Latest NHS performance in England, Oct 2023
An overview of the latest NHS stats: things still trending worse
The latest NHS Key Performance Indicators (KPIs) were published by NHS England last week and Indie SAGE’s heroic volunteer Bob Hawkins has gone through all the stats.
In the post, I’ll highlight the main ones across ambulance services, A&E, hospital treatment and diagnosis. Overall, things are getting worse across both emergency and routine care. Could be another bad winter.
Ambulance services
Activity remains about the same as over the last several years, at around 20,000 incidents attended every day, but response times are significantly longer than they were before the pandemic. Take, for instance, C2 calls for serious but not immediately life threatening conditions. The target is a 20 minute response time which was mostly reached until the summer of 2021. During the winter ambulance disaster last December, response times got up to 90 minutes and while they came down this year, they never got below 30 minutes and are now rising again.

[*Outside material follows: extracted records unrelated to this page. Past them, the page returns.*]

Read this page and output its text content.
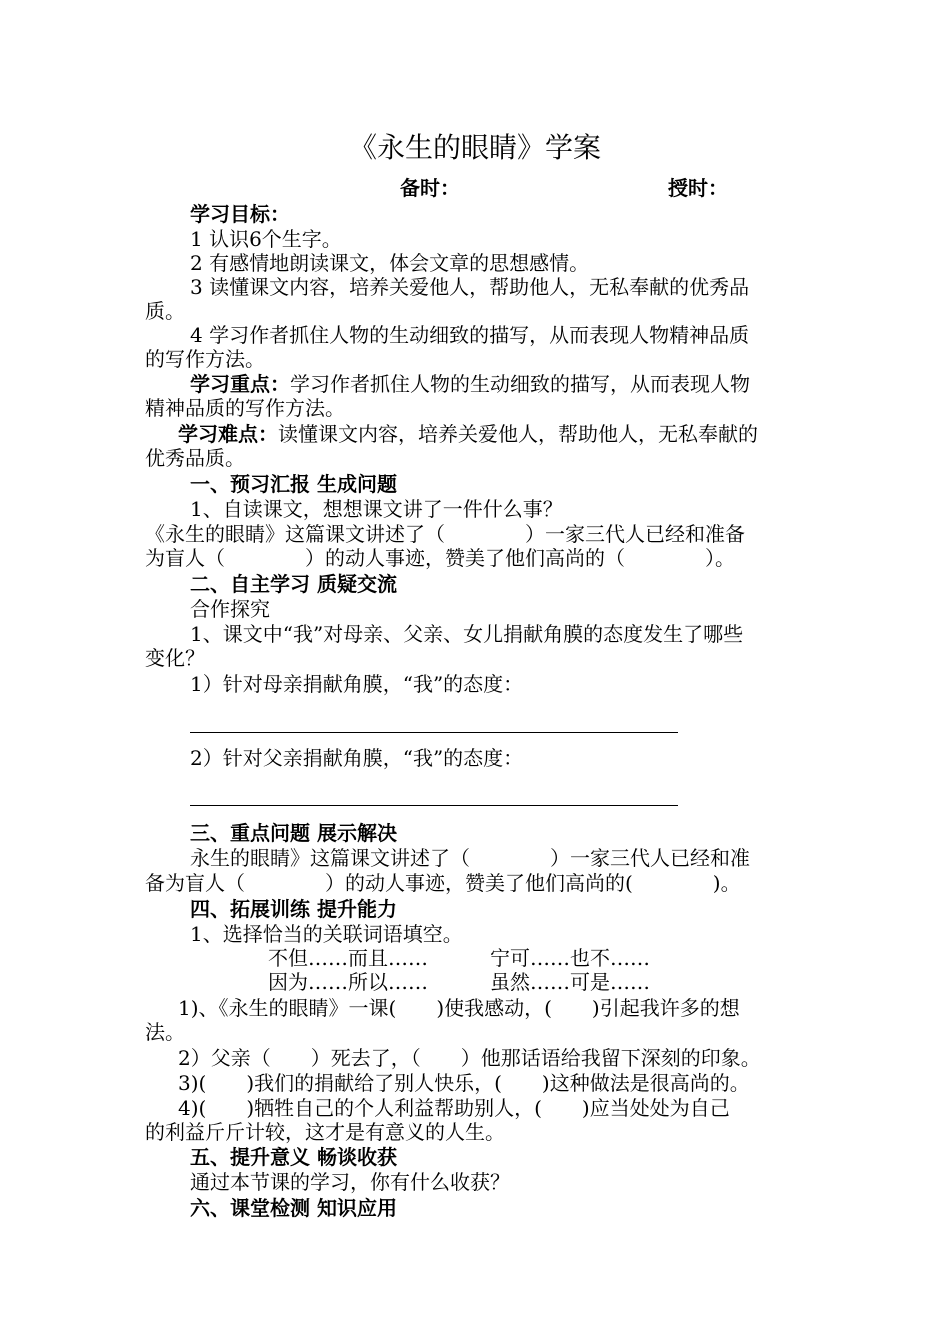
《永生的眼睛》学案
备时：	授时：
学习目标：
1 认识6个生字。
2 有感情地朗读课文，体会文章的思想感情。
3 读懂课文内容，培养关爱他人，帮助他人，无私奉献的优秀品
质。
4 学习作者抓住人物的生动细致的描写，从而表现人物精神品质
的写作方法。
学习重点：学习作者抓住人物的生动细致的描写，从而表现人物
精神品质的写作方法。
学习难点：读懂课文内容，培养关爱他人，帮助他人，无私奉献的
优秀品质。
一、预习汇报 生成问题
1、自读课文，想想课文讲了一件什么事？
《永生的眼睛》这篇课文讲述了（　　　　）一家三代人已经和准备
为盲人（　　　　）的动人事迹，赞美了他们高尚的（　　　　）。
二、自主学习 质疑交流
合作探究
1、课文中“我”对母亲、父亲、女儿捐献角膜的态度发生了哪些
变化？
1）针对母亲捐献角膜，“我”的态度：
2）针对父亲捐献角膜，“我”的态度：
三、重点问题 展示解决
永生的眼睛》这篇课文讲述了（　　　　）一家三代人已经和准
备为盲人（　　　　）的动人事迹，赞美了他们高尚的(　　　　)。
四、拓展训练 提升能力
1、选择恰当的关联词语填空。
不但……而且……	宁可……也不……
因为……所以……	虽然……可是……
1)、《永生的眼睛》一课(　　)使我感动，(　　)引起我许多的想
法。
2）父亲（　　）死去了，（　　）他那话语给我留下深刻的印象。
3)(　　)我们的捐献给了别人快乐，(　　)这种做法是很高尚的。
4)(　　)牺牲自己的个人利益帮助别人，(　　)应当处处为自己
的利益斤斤计较，这才是有意义的人生。
五、提升意义 畅谈收获
通过本节课的学习，你有什么收获？
六、课堂检测 知识应用
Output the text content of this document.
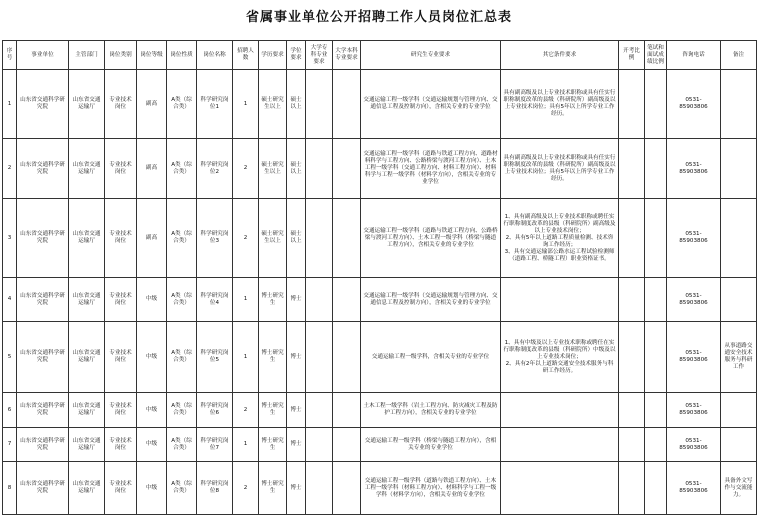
省属事业单位公开招聘工作人员岗位汇总表
序号	事业单位	主管部门	岗位类别	岗位等级	岗位性质	岗位名称	招聘人数	学历要求	学位要求	大学专科专业要求	大学本科专业要求	研究生专业要求	其它条件要求	开考比例	笔试和面试成绩比例	咨询电话	备注
1	山东省交通科学研究院	山东省交通运输厅	专业技术岗位	副高	A类（综合类）	科学研究岗位1	1	硕士研究生以上	硕士以上			交通运输工程一级学科（交通运输规划与管理方向、交通信息工程及控制方向），含相关专业的专业学位	具有副高级及以上专业技术职称或具有任实行职称制度改革的县级（科研院所）副高级及以上专业技术岗位；具有5年以上所学专业工作经历。			0531-
85903806	
2	山东省交通科学研究院	山东省交通运输厅	专业技术岗位	副高	A类（综合类）	科学研究岗位2	2	硕士研究生以上	硕士以上			交通运输工程一级学科（道路与铁道工程方向、道路材料科学与工程方向、公路桥梁与渡河工程方向）、土木工程一级学科（交通工程方向、材料工程方向）、材料科学与工程一级学科（材料学方向），含相关专业的专业学位	具有副高级及以上专业技术职称或具有任实行职称制度改革的县级（科研院所）副高级及以上专业技术岗位；具有5年以上所学专业工作经历。			0531-
85903806	
3	山东省交通科学研究院	山东省交通运输厅	专业技术岗位	副高	A类（综合类）	科学研究岗位3	2	硕士研究生以上	硕士以上			交通运输工程一级学科（道路与铁道工程方向、公路桥梁与渡河工程方向）、土木工程一级学科（桥梁与隧道工程方向），含相关专业的专业学位	1、具有副高级及以上专业技术职称或聘任实行职称制度改革的县级（科研院所）副高级及以上专业技术岗位；
2、具有5年以上道路工程质量检测、技术咨询工作经历；
3、具有交通运输部公路水运工程试验检测师（道路工程、桥隧工程）职业资格证书。			0531-
85903806	
4	山东省交通科学研究院	山东省交通运输厅	专业技术岗位	中级	A类（综合类）	科学研究岗位4	1	博士研究生	博士			交通运输工程一级学科（交通运输规划与管理方向、交通信息工程及控制方向），含相关专业的专业学位				0531-
85903806	
5	山东省交通科学研究院	山东省交通运输厅	专业技术岗位	中级	A类（综合类）	科学研究岗位5	1	博士研究生	博士			交通运输工程一级学科，含相关专业的专业学位	1、具有中级及以上专业技术职称或聘任在实行职称制度改革的县级（科研院所）中级及以上专业技术岗位；
2、具有2年以上道路交通安全技术服务与科研工作经历。			0531-
85903806	从事道路交通安全技术服务与科研工作
6	山东省交通科学研究院	山东省交通运输厅	专业技术岗位	中级	A类（综合类）	科学研究岗位6	2	博士研究生	博士			土木工程一级学科（岩土工程方向、防灾减灾工程及防护工程方向），含相关专业的专业学位				0531-
85903806	
7	山东省交通科学研究院	山东省交通运输厅	专业技术岗位	中级	A类（综合类）	科学研究岗位7	1	博士研究生	博士			交通运输工程一级学科（桥梁与隧道工程方向），含相关专业的专业学位				0531-
85903806	
8	山东省交通科学研究院	山东省交通运输厅	专业技术岗位	中级	A类（综合类）	科学研究岗位8	2	博士研究生	博士			交通运输工程一级学科（道路与铁道工程方向）、土木工程一级学科（材料工程方向）、材料科学与工程一级学科（材料学方向），含相关专业的专业学位				0531-
85903806	具备外文写作与交流能力。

C2 response times are worse in the South West (48 minutes), but have increased in all English regions over the past month. The lowest response time in the North West is still 29 minutes (9 minutes above target).
A&E waits
For a long time, the NHS target for time from arrival to A&E to either admission or discharge, was that it should be less than 4 hours 95% of the time. That target has not been met since 2015, but waits have worsened considerably since the pandemic, especially since 2021. Even during this summer, we never saw fewer than 25% of patients waiting more than 4 hours and waits are getting longer again.
An even starker measure is the percentage of patients waiting longer than 12 hours from the decision to admit them. For years this was essentially zero, but shot up in 2021. It reached over 10% last winter and while times recovered somewhat this summer, waits are increasing sharply again and over 6% of patients waited longer than 12 hours in September.
NHS routine treatment
The number of people waiting for treatment in the NHS rose to yet another new record last month - 7.68 million people (1 in 8 of the population).
Only 58% of non-emergency patients are starting treatment within 18 weeks of referral (92% target) as waits get longer. While the NHS is now treating as many people each month as it did pre-pandemic, it has not been able to make up for the backlog that built up during the first 18 months of the pandemic.
Diagnosis waits
By the end of August, over a quarter of people were waiting longer than 6 weeks for diagnostic tests. The target is 1% and hardly anyone was waiting pre pandemic. Essentially, as is clear from the chart below, we’ve simply never been able to tackle the backlog that built up during 2020.
These delays are also hitting the very urgent referrals, such as for cancer, with more than twice as many people waiting more than 2 weeks for their first consultant appointment after an urgent referral, or waiting more than 2 months to start treatment, compared to pre pandemic.
Fixing it
It is not clear how these backlogs are going to be cleared - hospital infrastructure is creaking, and while numbers of nurses and doctors have increased, they have not increased enough to meet increasing demand. Vacancy rates for doctors and nurses remain stubbornly high.
To reduce these backlogs, to prevent delays in emergency care, we need to improve and increase NHS capacity in buildings, in equipment and in staff. None of these are going to happen any time soon. In the longer term, we also need to reduce demand by supporting a healthier population.
Summary
The NHS has been really struggling over the last couple of years. Pre pandemic stresses were then compounded by Covid and lack of any breaks afterwards to catch up backlogs, particularly with large Covid waves in the summers of 2021 and 2022 (when activity normally lessens). Last winter it came to a head with the near collapse of emergency care in December. The latest data indicates that the NHS is likely in for another very tough winter. Hopefully it will not reach the crisis of last year, but that will not be because of more capacity but beacuse we get lucky with avoiding the triple whammy of large Covid, flu & RSV virus waves we saw last year. Without concerted investment, one winter our luck will run out.
Alarming, and a reminder to take Covid precautions seriously. Also to see the GP about any other health concerns, pre-emptively.